Wpis z mikrobloga

Krótki follow-up do mojego wpisu z końca kwietnia. Przede wszystkim, komentarze @odysjestem oraz @briskmann przypomniały mi, że w Polsce standardem jest dymanie pracownika bez mydła. Na szczęście, nie wszędzie tak jest. Dlatego, kiedy mój manago mówi "zostaniesz wynagrodzony za swoją cieżką pracę, ale z różnych powodów musisz na to chwilę poczekać", mogę mu zaufać. Gdybym natomiast pracował w polskim januszeksie, to był takiego człowieka zabił śmiechem. A teraz kilka konkretów

- Rok temu mój +2 sam wyszedł z inicjatywą awansu dla mnie (miał to być drugi mój awans w mniej niż 5 lat). Niestety, ponieważ rynek był "niepewny", zdecydowana większość awansów w firmie była zablokowana. Obiecano mi jednak, że awans dostanę rok później. I surprise, surprise, ten awans dostałem. Plus oczywiście podwyżkę związaną z tym awansem.

- Mimo że przez ostatnie dwa lata rynek był "niepewny" praktycznie tego nie odczułem. Moje roczne podwyżki oraz premie były na tym samym poziomie, co przed "kryzysem".

- W Polsce kiedyś mój uwczesny menago (duże korpo, nie januszex - chociaż czasem jedno nie wyklucza drugiego ( ͡º ͜ʖ͡º)) zapytał mnie wprost, czy nie chcę zmienić zespołu, bo zakochałem się w koleżance z teamu. Niestety wtedy byłem jeszcze głupim juniorem i nie zrobiłem z tego afery na całą firmę. W MTK taka sytuacja jest nie do pomyślenia. Ufam zarówno swojemu +1, +2 jak i tajwańskim managerom.

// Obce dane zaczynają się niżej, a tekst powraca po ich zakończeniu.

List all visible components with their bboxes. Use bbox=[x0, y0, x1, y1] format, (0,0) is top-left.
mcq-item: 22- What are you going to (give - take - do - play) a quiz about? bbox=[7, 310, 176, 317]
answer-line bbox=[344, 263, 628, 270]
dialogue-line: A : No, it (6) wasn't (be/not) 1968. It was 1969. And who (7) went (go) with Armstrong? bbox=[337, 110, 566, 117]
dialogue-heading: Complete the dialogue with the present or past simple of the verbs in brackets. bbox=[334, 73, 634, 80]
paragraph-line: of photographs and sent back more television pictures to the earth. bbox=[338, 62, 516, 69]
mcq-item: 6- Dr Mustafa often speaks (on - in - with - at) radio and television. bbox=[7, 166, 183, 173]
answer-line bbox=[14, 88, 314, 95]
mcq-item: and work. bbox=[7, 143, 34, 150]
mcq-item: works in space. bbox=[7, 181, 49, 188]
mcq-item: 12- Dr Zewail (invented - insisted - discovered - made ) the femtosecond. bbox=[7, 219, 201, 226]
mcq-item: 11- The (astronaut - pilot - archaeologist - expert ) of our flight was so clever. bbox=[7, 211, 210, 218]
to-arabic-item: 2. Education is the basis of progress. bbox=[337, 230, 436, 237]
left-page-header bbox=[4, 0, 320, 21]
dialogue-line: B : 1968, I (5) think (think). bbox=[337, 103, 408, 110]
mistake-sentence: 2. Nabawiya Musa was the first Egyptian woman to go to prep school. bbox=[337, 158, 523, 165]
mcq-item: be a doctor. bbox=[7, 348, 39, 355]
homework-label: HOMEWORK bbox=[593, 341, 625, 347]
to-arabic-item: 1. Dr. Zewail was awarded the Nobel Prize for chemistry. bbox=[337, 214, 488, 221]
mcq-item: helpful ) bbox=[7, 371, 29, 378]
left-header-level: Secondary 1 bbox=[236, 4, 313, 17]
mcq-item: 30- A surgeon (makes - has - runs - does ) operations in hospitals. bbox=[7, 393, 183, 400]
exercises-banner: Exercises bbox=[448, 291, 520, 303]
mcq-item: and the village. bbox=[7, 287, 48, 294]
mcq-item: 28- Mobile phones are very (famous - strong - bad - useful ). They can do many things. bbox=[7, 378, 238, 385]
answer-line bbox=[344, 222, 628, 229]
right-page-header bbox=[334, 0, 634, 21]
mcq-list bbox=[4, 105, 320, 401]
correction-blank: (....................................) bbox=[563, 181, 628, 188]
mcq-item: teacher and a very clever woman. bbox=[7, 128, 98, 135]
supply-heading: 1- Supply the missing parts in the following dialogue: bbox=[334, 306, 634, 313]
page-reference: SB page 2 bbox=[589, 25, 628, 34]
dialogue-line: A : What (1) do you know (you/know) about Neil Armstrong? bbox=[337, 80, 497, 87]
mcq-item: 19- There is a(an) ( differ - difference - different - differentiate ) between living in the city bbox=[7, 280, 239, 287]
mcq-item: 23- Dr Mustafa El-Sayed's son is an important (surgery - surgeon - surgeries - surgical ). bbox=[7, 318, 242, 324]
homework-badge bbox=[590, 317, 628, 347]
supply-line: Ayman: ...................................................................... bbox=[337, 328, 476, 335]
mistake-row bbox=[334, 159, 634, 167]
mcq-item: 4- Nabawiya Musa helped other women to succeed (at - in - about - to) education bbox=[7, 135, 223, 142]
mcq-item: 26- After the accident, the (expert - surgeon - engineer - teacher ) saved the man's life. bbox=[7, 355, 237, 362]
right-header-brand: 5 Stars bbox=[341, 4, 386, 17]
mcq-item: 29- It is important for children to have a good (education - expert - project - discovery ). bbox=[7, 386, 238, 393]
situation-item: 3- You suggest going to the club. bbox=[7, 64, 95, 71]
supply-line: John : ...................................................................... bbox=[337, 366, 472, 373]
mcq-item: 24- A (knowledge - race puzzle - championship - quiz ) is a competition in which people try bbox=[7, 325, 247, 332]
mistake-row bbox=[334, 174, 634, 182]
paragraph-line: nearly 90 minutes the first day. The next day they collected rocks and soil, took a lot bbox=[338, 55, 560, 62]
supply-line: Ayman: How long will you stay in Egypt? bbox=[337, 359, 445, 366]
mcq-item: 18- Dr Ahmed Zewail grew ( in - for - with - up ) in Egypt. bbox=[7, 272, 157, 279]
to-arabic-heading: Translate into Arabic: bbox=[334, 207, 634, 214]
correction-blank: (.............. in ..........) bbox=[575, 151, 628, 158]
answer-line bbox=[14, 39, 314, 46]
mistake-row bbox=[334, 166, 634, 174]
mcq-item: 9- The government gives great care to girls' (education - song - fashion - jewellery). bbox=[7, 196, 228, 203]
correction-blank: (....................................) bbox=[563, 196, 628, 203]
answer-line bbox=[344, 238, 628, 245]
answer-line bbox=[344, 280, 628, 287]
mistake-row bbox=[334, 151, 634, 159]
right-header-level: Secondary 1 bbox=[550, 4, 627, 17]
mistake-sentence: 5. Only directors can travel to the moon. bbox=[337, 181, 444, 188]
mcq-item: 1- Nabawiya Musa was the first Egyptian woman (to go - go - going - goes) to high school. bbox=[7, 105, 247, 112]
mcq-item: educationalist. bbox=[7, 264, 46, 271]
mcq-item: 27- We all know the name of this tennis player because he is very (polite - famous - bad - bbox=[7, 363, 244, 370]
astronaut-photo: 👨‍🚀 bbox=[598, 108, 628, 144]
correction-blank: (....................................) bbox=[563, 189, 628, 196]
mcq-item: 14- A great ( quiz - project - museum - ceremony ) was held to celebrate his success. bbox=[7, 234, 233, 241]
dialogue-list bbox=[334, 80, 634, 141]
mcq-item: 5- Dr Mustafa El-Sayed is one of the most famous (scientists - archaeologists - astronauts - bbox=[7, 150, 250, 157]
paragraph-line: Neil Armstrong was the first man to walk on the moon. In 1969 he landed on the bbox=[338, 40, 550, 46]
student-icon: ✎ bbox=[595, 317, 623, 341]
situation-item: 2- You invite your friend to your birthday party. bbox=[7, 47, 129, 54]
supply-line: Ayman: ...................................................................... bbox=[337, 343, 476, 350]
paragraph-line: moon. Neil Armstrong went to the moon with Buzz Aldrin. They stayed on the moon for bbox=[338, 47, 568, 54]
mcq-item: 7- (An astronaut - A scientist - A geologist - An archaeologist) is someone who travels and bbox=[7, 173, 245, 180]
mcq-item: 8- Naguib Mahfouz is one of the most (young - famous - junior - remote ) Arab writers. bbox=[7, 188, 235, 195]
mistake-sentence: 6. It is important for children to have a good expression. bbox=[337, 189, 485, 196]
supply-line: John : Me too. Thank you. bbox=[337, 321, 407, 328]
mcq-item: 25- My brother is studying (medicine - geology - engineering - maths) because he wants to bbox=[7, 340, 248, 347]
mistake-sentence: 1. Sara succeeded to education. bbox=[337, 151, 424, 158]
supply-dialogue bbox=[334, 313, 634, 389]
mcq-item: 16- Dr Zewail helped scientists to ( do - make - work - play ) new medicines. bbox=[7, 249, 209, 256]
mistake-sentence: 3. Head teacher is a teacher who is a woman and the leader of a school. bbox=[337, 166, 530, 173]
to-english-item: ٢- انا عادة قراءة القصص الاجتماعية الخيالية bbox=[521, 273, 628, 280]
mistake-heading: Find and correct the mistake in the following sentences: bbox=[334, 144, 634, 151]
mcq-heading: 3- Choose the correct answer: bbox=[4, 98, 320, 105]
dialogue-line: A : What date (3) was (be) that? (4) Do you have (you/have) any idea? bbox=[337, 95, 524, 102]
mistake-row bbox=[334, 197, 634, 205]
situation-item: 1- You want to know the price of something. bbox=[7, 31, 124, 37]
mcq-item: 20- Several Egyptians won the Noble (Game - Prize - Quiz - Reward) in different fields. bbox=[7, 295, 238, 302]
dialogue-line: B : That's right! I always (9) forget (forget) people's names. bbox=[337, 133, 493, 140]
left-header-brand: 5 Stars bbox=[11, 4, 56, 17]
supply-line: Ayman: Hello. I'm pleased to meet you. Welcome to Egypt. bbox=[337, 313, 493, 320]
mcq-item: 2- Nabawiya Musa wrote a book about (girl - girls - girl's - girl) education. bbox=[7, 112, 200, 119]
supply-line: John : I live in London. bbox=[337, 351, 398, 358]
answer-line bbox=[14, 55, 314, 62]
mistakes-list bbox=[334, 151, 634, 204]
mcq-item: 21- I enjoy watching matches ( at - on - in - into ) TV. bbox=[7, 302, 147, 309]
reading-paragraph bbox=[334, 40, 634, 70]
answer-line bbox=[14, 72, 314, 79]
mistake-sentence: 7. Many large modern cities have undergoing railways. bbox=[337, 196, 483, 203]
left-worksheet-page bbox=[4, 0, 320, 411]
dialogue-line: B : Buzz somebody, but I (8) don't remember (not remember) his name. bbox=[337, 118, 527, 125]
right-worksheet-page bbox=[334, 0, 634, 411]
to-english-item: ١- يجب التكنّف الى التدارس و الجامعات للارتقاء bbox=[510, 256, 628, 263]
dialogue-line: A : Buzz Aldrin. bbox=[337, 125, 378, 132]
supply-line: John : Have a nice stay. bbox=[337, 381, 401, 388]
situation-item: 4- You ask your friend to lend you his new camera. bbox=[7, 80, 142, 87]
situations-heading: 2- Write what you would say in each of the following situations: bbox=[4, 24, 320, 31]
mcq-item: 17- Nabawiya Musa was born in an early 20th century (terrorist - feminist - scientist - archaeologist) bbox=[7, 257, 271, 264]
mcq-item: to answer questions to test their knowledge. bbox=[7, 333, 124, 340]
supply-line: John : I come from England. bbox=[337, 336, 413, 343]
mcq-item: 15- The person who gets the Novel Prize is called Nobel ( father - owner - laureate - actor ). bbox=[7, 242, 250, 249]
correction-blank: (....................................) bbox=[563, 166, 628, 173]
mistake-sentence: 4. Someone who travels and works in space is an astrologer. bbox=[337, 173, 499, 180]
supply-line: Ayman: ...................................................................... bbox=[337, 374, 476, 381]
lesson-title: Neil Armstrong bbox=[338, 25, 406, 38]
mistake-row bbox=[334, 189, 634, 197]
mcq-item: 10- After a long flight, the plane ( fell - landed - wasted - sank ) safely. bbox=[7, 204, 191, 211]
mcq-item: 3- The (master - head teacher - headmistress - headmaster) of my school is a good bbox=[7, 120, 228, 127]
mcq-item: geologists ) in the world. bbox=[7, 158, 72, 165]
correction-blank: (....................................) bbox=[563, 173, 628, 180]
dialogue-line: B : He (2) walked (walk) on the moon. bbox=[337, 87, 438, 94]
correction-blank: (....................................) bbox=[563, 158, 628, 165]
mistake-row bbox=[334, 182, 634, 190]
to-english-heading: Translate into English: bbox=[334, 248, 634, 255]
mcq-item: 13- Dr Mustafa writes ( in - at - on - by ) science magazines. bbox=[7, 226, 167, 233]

- W nagrodę za swoją ciężką pracę i umiejętności zostałem przypisany do nowego projektu. Wszystko oczywiście za NDA, więc nie mogę zdradzić żadnych szczegółów. Powiem tylko, odrobinę pompatycznie, że buduję przyszłość telekomunikacji bezprzewodowej.

- Dzięki temu, mam niesamowitą okazję współpracować naprawdę z kumatymi ludźmi i uczyć się rzeczy, których zawsze chciałem się nauczyć. I nie mam tutaj na myśli czegoś w rodzaju nowy język programowania, czy jak skonfigurować Dockera. Chodzi mi o dość niszowy know-how, który bardzo trudno znaleźć w Internecie.

- Dodatkowo, ponieważ do releasu bardzo daleko, poprawił się mój work-life balance.

#programowanie #programista15k #pracait #chwalesie
  • 18
  • Odpowiedz
  • 0
@brennt obecnie nie, bliżej releasu to może się zmienić. Ale to mniej więcej normalne.

Poza tym, dużo zależy ode mnie i mogę ten projekt dopieścić tak, że nawet najstarsze kurtyzany Babilonu się zaczerwienią. A im bardziej dopieszczę ten projekt teraz, tym mniejsze prawdopodobieństwo że będę robił szalone nadgodziny w przyszłości.

@To_ja_moze_pozamiatam Nie, manago nie był w stanie zrozumieć że po prostu nie chciałem zmienić teamu i szukał głupich wytłumaczeń.
  • Odpowiedz
- W Polsce kiedyś mój uwczesny menago (duże korpo, nie januszex - chociaż czasem jedno nie wyklucza drugiego ( ͡º ͜ʖ͡º)) zapytał mnie wprost, czy nie chcę zmienić zespołu, bo zakochałem się w koleżance z teamu. Niestety wtedy byłem jeszcze głupim juniorem i nie zrobiłem z tego afery na całą firmę. W MTK taka sytuacja jest nie do pomyślenia. Ufam zarówno swojemu +1, +2 jak i tajwańskim
  • Odpowiedz
  • 0
@Pmpa: To nie do końca było tak - po prostu chciał mnie przenieść do innego teamu, bo myślał, że "tak będzie dla mnie lepiej". Ja jednak miałem inną opinię na ten temat, którego menago nie potrafił zrozumieć. Dlatego na własny użytek wymyślał sobie coraz to głupsze wytłumaczenia.